Best Practices for Internal Package Structure

Steven D'Aprano steve at pearwood.info
Mon Apr 4 21:43:59 EDT 2016


On Tue, 5 Apr 2016 02:47 am, Josh B. wrote:

> My package, available at https://github.com/jab/bidict, is currently laid
> out like this:
> 
> bidict/
> ├── __init__.py
> ├── _bidict.py
> ├── _common.py
> ├── _frozen.py
> ├── _loose.py
> ├── _named.py
> ├── _ordered.py
> ├── compat.py
> ├── util.py


The purpose of packages isn't enable Java-style "one class per file" coding,
especially since *everything* in the package except the top level "bidict"
module itself is private. bidict.compat and bidict.util aren't flagged as
private, but they should be, since there's nothing in either of them that
the user of a bidict class should care about.
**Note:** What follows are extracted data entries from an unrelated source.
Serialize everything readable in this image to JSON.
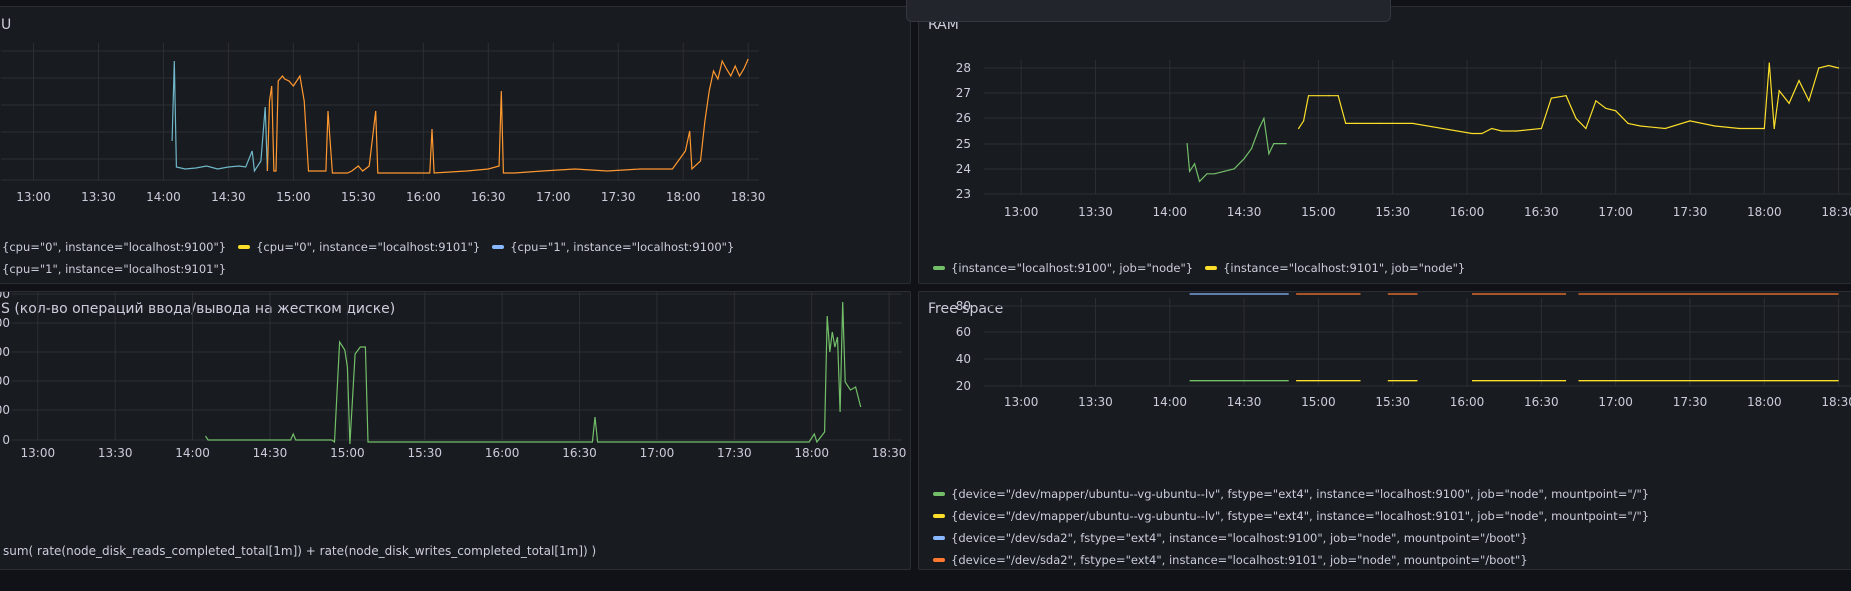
{
  "panels": {
    "cpu": {
      "title": "U",
      "x_ticks": [
        "13:00",
        "13:30",
        "14:00",
        "14:30",
        "15:00",
        "15:30",
        "16:00",
        "16:30",
        "17:00",
        "17:30",
        "18:00",
        "18:30"
      ],
      "legend": [
        [
          {
            "label": "{cpu=\"0\", instance=\"localhost:9100\"}",
            "color": ""
          },
          {
            "label": "{cpu=\"0\", instance=\"localhost:9101\"}",
            "color": "#fade2a"
          },
          {
            "label": "{cpu=\"1\", instance=\"localhost:9100\"}",
            "color": "#8ab8ff"
          }
        ],
        [
          {
            "label": "{cpu=\"1\", instance=\"localhost:9101\"}",
            "color": ""
          }
        ]
      ],
      "series_colors": [
        "#6fb7c9",
        "#ff9830"
      ]
    },
    "ram": {
      "title": "RAM",
      "y_ticks": [
        "28",
        "27",
        "26",
        "25",
        "24",
        "23"
      ],
      "x_ticks": [
        "13:00",
        "13:30",
        "14:00",
        "14:30",
        "15:00",
        "15:30",
        "16:00",
        "16:30",
        "17:00",
        "17:30",
        "18:00",
        "18:30"
      ],
      "legend": [
        {
          "label": "{instance=\"localhost:9100\", job=\"node\"}",
          "color": "#73bf69"
        },
        {
          "label": "{instance=\"localhost:9101\", job=\"node\"}",
          "color": "#fade2a"
        }
      ]
    },
    "iops": {
      "title": "S (кол-во операций ввода/вывода на жестком диске)",
      "y_ticks": [
        "00",
        "00",
        "00",
        "00",
        "00",
        "0"
      ],
      "x_ticks": [
        "13:00",
        "13:30",
        "14:00",
        "14:30",
        "15:00",
        "15:30",
        "16:00",
        "16:30",
        "17:00",
        "17:30",
        "18:00",
        "18:30"
      ],
      "query": "sum( rate(node_disk_reads_completed_total[1m]) + rate(node_disk_writes_completed_total[1m]) )",
      "series_color": "#73bf69"
    },
    "free": {
      "title": "Free space",
      "y_ticks": [
        "80",
        "60",
        "40",
        "20"
      ],
      "x_ticks": [
        "13:00",
        "13:30",
        "14:00",
        "14:30",
        "15:00",
        "15:30",
        "16:00",
        "16:30",
        "17:00",
        "17:30",
        "18:00",
        "18:30"
      ],
      "legend": [
        {
          "label": "{device=\"/dev/mapper/ubuntu--vg-ubuntu--lv\", fstype=\"ext4\", instance=\"localhost:9100\", job=\"node\", mountpoint=\"/\"}",
          "color": "#73bf69"
        },
        {
          "label": "{device=\"/dev/mapper/ubuntu--vg-ubuntu--lv\", fstype=\"ext4\", instance=\"localhost:9101\", job=\"node\", mountpoint=\"/\"}",
          "color": "#fade2a"
        },
        {
          "label": "{device=\"/dev/sda2\", fstype=\"ext4\", instance=\"localhost:9100\", job=\"node\", mountpoint=\"/boot\"}",
          "color": "#8ab8ff"
        },
        {
          "label": "{device=\"/dev/sda2\", fstype=\"ext4\", instance=\"localhost:9101\", job=\"node\", mountpoint=\"/boot\"}",
          "color": "#ff7830"
        }
      ]
    }
  },
  "chart_data": [
    {
      "type": "line",
      "title": "RAM",
      "ylim": [
        23,
        28.5
      ],
      "x_range": [
        "12:45",
        "18:35"
      ],
      "series": [
        {
          "name": "{instance=\"localhost:9100\", job=\"node\"}",
          "x": [
            "14:07",
            "14:08",
            "14:10",
            "14:12",
            "14:15",
            "14:18",
            "14:22",
            "14:26",
            "14:30",
            "14:33",
            "14:36",
            "14:38",
            "14:40",
            "14:42",
            "14:44",
            "14:47"
          ],
          "values": [
            25.0,
            23.9,
            24.2,
            23.5,
            23.8,
            23.8,
            23.9,
            24.0,
            24.4,
            24.8,
            25.6,
            26.0,
            24.6,
            25.0,
            25.0,
            25.0
          ]
        },
        {
          "name": "{instance=\"localhost:9101\", job=\"node\"}",
          "x": [
            "14:52",
            "14:54",
            "14:56",
            "15:00",
            "15:04",
            "15:08",
            "15:11",
            "15:15",
            "15:25",
            "15:30",
            "15:38",
            "16:02",
            "16:06",
            "16:10",
            "16:14",
            "16:20",
            "16:30",
            "16:34",
            "16:40",
            "16:44",
            "16:48",
            "16:52",
            "16:56",
            "17:00",
            "17:05",
            "17:10",
            "17:20",
            "17:30",
            "17:40",
            "17:50",
            "18:00",
            "18:02",
            "18:04",
            "18:06",
            "18:10",
            "18:14",
            "18:18",
            "18:22",
            "18:26",
            "18:30"
          ],
          "values": [
            25.6,
            25.9,
            26.9,
            26.9,
            26.9,
            26.9,
            25.8,
            25.8,
            25.8,
            25.8,
            25.8,
            25.4,
            25.4,
            25.6,
            25.5,
            25.5,
            25.6,
            26.8,
            26.9,
            26.0,
            25.6,
            26.7,
            26.4,
            26.3,
            25.8,
            25.7,
            25.6,
            25.9,
            25.7,
            25.6,
            25.6,
            28.2,
            25.6,
            27.1,
            26.6,
            27.5,
            26.7,
            28.0,
            28.1,
            28.0
          ]
        }
      ]
    },
    {
      "type": "line",
      "title": "Free space",
      "ylim": [
        15,
        92
      ],
      "x_range": [
        "12:45",
        "18:35"
      ],
      "series": [
        {
          "name": "{device=\"/dev/mapper/ubuntu--vg-ubuntu--lv\", fstype=\"ext4\", instance=\"localhost:9100\", job=\"node\", mountpoint=\"/\"}",
          "x": [
            "14:08",
            "14:48"
          ],
          "values": [
            24,
            24
          ]
        },
        {
          "name": "{device=\"/dev/mapper/ubuntu--vg-ubuntu--lv\", fstype=\"ext4\", instance=\"localhost:9101\", job=\"node\", mountpoint=\"/\"}",
          "x": [
            "14:51",
            "15:17",
            "15:28",
            "15:40",
            "16:02",
            "16:40",
            "16:45",
            "18:30"
          ],
          "values": [
            24,
            24,
            24,
            24,
            24,
            24,
            24,
            24
          ]
        },
        {
          "name": "{device=\"/dev/sda2\", fstype=\"ext4\", instance=\"localhost:9100\", job=\"node\", mountpoint=\"/boot\"}",
          "x": [
            "14:08",
            "14:48"
          ],
          "values": [
            89,
            89
          ]
        },
        {
          "name": "{device=\"/dev/sda2\", fstype=\"ext4\", instance=\"localhost:9101\", job=\"node\", mountpoint=\"/boot\"}",
          "x": [
            "14:51",
            "15:17",
            "15:28",
            "15:40",
            "16:02",
            "16:40",
            "16:45",
            "18:30"
          ],
          "values": [
            89,
            89,
            89,
            89,
            89,
            89,
            89,
            89
          ]
        }
      ]
    }
  ]
}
(utils.py does export a couple of functions, but they should be in the main
module, or possibly made into a method of BidirectionalMapping.)

Your package is currently under 500 lines. As it stands now, you could
easily flatten it to a single module:

bidict.py

Unless you are getting some concrete benefit from a package structure, you
shouldn't use a package just for the sake of it. Even if the code doubles
in size, to 1000 lines, that's still *far* below the point at which I
believe a single module becomes unwieldy just from size. At nearly 6500
lines, the decimal.py module is, in my opinion, *almost* at the point where
just size alone suggests splitting the file into submodules. Your module is
nowhere near that point.

It seems to me that you're paying the cost of the increased complexity
needed to handle a package, but not (as far as I can tell) gaining any
benefit from it. Certainly the *users* of your package aren't: all the
public classes are pre-imported by the __init__.py file, so they don't even
get the advantage of only needing to import classes that they actually use. 

So my recommendation would be to collapse the package to a single file.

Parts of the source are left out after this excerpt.